Lieber Appius,
es gibt noch keinen Heiratskandidaten und auch Serapio habe ich seit etlicher Zeit nicht zu Gesicht bekommen. Was ich täglich bewundern kann, ist Fortuna. Sie steht im Hortus neben dem duftenden Rosenbusch und wacht über mein Glück. Sehr gerne würde ich sie zu dir schicken, damit sie dir zur Seite steht und dich beschützt, wenn ich lese, was du zu berichten hast.
Bis zu mir dringen kaum Nachrichten, nur Nuha erfährt ab und an etwas und erzählt es mir dann in abgeschwächter Form. In ihren Augen lese ich Anderes, wenn sie mit den Sklaven die Köpfe zusammen steckt und sie hinter meinem Rücken flüstern. Von ihr habe ich erfahren, dass neue Gensmitglieder erwartet werden oder auch bereits eingetroffen sind. Wer sie sind und woher sie kommen, konnte ich bisher nicht in Erfahrung bringen und ein Essen zu ihrer Begrüßung gab es bis heute ebenfalls nicht.

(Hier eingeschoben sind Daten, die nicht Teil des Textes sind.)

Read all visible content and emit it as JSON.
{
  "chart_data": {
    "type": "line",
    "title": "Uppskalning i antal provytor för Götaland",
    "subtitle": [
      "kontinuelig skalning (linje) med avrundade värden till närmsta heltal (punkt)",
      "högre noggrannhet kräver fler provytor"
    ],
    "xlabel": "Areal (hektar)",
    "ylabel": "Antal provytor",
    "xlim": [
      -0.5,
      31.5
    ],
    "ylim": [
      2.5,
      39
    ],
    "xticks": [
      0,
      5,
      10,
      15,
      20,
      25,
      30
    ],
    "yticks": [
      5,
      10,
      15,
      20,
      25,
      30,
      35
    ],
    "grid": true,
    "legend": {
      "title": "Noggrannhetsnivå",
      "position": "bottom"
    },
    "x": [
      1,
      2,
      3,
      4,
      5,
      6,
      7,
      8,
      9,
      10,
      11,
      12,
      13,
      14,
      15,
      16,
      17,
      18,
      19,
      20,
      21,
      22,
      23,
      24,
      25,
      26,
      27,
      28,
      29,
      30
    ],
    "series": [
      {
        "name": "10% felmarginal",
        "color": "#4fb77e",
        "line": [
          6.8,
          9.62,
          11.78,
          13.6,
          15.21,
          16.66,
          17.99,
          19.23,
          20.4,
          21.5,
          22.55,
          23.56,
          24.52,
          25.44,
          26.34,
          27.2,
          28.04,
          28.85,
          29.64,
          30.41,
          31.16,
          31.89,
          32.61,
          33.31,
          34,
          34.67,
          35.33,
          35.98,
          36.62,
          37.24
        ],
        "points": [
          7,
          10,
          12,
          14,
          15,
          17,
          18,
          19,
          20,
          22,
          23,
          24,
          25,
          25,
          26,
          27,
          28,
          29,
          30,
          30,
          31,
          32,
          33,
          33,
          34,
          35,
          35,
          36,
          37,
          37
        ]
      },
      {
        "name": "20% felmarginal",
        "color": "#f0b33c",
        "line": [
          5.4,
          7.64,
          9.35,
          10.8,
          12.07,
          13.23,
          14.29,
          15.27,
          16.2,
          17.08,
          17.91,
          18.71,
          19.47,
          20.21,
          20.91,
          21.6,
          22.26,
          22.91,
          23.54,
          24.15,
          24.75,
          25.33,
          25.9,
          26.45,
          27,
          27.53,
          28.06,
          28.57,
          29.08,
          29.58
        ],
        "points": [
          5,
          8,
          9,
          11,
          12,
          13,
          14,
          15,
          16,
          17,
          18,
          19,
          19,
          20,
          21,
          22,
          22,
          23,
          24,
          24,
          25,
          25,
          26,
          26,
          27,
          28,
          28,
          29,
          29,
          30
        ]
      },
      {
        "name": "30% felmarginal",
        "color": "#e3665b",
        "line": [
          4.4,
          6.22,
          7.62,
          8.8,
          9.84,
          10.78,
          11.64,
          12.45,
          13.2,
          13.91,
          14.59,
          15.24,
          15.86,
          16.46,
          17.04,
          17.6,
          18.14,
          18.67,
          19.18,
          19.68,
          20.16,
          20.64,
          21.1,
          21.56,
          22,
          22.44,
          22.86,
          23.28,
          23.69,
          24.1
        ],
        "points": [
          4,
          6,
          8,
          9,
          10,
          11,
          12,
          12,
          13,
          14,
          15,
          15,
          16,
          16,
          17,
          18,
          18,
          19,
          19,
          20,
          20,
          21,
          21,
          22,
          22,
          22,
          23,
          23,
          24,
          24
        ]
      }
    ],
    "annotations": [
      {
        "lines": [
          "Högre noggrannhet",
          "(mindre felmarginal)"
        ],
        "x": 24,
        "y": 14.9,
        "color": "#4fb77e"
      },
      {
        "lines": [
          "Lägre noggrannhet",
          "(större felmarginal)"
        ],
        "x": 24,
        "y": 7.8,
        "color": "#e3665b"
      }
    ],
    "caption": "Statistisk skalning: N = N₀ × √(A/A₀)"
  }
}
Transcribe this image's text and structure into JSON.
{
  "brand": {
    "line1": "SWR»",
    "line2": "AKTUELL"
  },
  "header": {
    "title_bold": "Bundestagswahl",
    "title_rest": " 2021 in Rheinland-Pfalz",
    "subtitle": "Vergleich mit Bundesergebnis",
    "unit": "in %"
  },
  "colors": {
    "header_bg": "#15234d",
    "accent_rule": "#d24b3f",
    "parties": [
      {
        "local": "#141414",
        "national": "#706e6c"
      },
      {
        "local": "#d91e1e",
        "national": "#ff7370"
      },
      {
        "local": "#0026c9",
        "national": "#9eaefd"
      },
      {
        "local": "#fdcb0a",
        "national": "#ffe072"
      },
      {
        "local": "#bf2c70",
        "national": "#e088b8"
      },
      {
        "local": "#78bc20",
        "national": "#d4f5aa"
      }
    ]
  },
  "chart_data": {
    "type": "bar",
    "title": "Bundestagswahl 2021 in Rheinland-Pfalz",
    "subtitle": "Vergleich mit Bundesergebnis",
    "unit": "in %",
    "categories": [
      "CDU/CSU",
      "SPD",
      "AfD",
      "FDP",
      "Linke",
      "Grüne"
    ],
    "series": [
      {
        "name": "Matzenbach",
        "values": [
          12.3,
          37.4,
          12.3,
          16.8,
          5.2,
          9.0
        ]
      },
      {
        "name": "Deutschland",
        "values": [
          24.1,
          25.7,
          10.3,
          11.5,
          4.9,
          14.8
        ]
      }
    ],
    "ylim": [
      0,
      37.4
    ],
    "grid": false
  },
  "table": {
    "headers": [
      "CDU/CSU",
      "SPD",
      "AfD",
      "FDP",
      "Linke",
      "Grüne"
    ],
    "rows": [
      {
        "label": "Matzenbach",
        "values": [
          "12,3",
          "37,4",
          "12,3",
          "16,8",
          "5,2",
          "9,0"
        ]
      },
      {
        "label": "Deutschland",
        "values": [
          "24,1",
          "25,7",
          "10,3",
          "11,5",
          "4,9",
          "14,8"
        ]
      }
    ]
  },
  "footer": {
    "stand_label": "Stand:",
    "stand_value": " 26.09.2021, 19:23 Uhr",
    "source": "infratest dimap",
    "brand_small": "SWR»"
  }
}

Meine Tage vergehen und ich zeichne meine Entwürfe. Dabei hoffe ich sehr, dass sie dir gefallen werden und kann es kaum noch erwarten, dir in meinem neuen Peplos und den dazu passenden Schmuck gegenüber zu stehen. Ich habe versucht etwas von der Stimmung einzufangen, die ich empfinde, wenn ich deine Beschreibung lese. Den Sternenhimmel und das Plätschern der Wellen, wenn sie an den Bug deines Schiffes schlagen und du ihnen zuhörst, was sie zu erzählen haben. Es ist noch nicht ganz, wie ich es mir vorstelle, aber es ist noch etwas Zeit und wenn ich deine Zeilen noch mehrfach lese, werden sie mir mit Leichtigkeit von der Hand gehen. Durch deine Worte neugierig geworden, möchte ich am liebsten nach Ostia kommen und nicht nach Misenum reisen. Ich weiß, der Wunsch ist vermessen und ich sollte weniger neugierig sein, aber ich kann es kaum abwarten und meine Gedanken reisen mir im Augenblick voraus.
Minerva hat hoffentlich dein Opfer angenommen und wird schützend ihre Hand über dich halten, wenn es sollte zu Unruhen oder gar zu Kämpfen kommen. Auch Fortuna werde ich fortan bitten, dir beizustehen und dich huldvoll mit Gaben aus ihrem Füllhorn zu bedenken.
Vale Romana
Nach der Unterschrift erschien ein zartes Lächeln, auf dem vorher so konzentriert wirkenden Gesicht der Braunhaarigen. Die ganze Zeit waren ihre Finger am Zittern gewesen und sie bemüht, es nicht merken zu lassen. Massa würde sich Gedanken machen und ihre Angst spüren, die Angst, dass Serapio sie nicht reisen lässt oder bis dahin einen Heiratskandidaten für sie gefunden hat. Sie war noch nicht bereit und auch wenn sie eine gehorsame Tochter sein wollte, sah es in ihrem Herzen anders aus. Es schlug schneller in Erinnerung an die Gespräche mit dem Centurio und sie ertappte sich dabei neidvolle Gefühle zu haben, wenn sie an die dachte, für der sein Herz schlug. Auch wenn sie nicht wusste wer sie war, trieb es Romana an und bereitete ihr Bauchschmerzen.
Als Nuha das Zimmer betrat, war die Rolle verschlossen und bereit für den Boten. Sie übergab sie der Grauhaarigen mit einem Kuss auf die Wange. Seit Langem das erste Mal wieder und von Herzen kommend. Die Alte strich ihr behutsam eine Locke hinter das Ohr und noch während sie flüsterte, entfernte sie sich, um ihre Tränen zu verbergen. Es wird alles gut.